Legolas strode down the hall, his back to the King Thranduil looked after him, mouth open. Legolas had not said “father”.
§ § §
The Army was ready.
Sleep was ready.
Balved was armored and Aer was circling above the ranks.
They were ready.
Legolas exited the palace and leapt atop the white horse’s back, Balved quickly mounting behind him. The Elven Prince drew a knife with one hand, his other clutching tightly to Sleep’s mane. As the blood-red light overtook him, he cried out with a loud voice saying:
“Forth the Undead! Thus sayeth the King!”
“Thus sayeth Manwë! The Undead ride forth!” the cry from the army was a deafening roar.

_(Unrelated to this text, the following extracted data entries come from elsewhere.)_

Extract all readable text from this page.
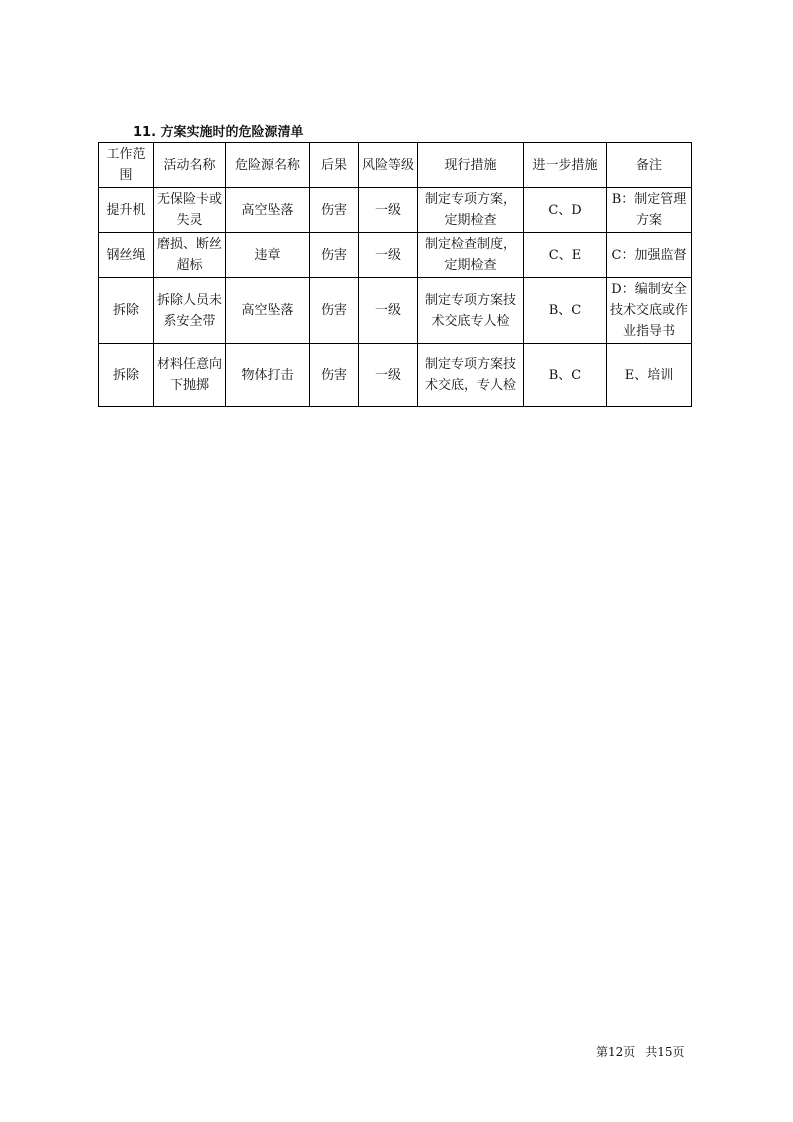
11. 方案实施时的危险源清单
工作范围	活动名称	危险源名称	后果	风险等级	现行措施	进一步措施	备注
提升机	无保险卡或失灵	高空坠落	伤害	一级	制定专项方案，定期检查	C、D	B：制定管理方案
钢丝绳	磨损、断丝超标	违章	伤害	一级	制定检查制度，定期检查	C、E	C：加强监督
拆除	拆除人员未系安全带	高空坠落	伤害	一级	制定专项方案技术交底专人检	B、C	D：编制安全技术交底或作业指导书
拆除	材料任意向下抛掷	物体打击	伤害	一级	制定专项方案技术交底，专人检	B、C	E、培训
第12页 共15页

Thranduil watched these happenings from his balcony above the heads of the army. He saw his son glow with bright color, and Balved behind him turn a white gold. He heard the sound from the throats of the Undead, he heard the cry of the gull who circled above his own head. He smelled the unfearing death on the wind, felt the chill of fear himself. But Thranduil, King of Mirkwood, was senseless and uneasy. The army began to move, Legolas at their head, leading the great army of the Undead to the northwest. Toward death.
Thranduil turned from these sights to his chamber. He strode to the table in the center of the room, the table that only a few hours ago his adopted son had sat at and eaten upon. The Woodland King sank into a chair and bent with his elbows on his knees, and his tired head in his hands.
§ § §
The Army tore over the land. Legolas had sheathed his knife and now concentrated on direction, holding onto the mane of Sleep, who’s rest had freshened him anew, and now aided him in his great speed. Legolas guided his army as straight as the land would allow, heading as much as possible as the arrow flies for the border between the northern lands and Helcaraxë, the Grinding Ice. Aer flew a little behind him, allowing the Prince to spur Sleep on toward the path of death, the pathway that the Elves might very well not make their way out of alive.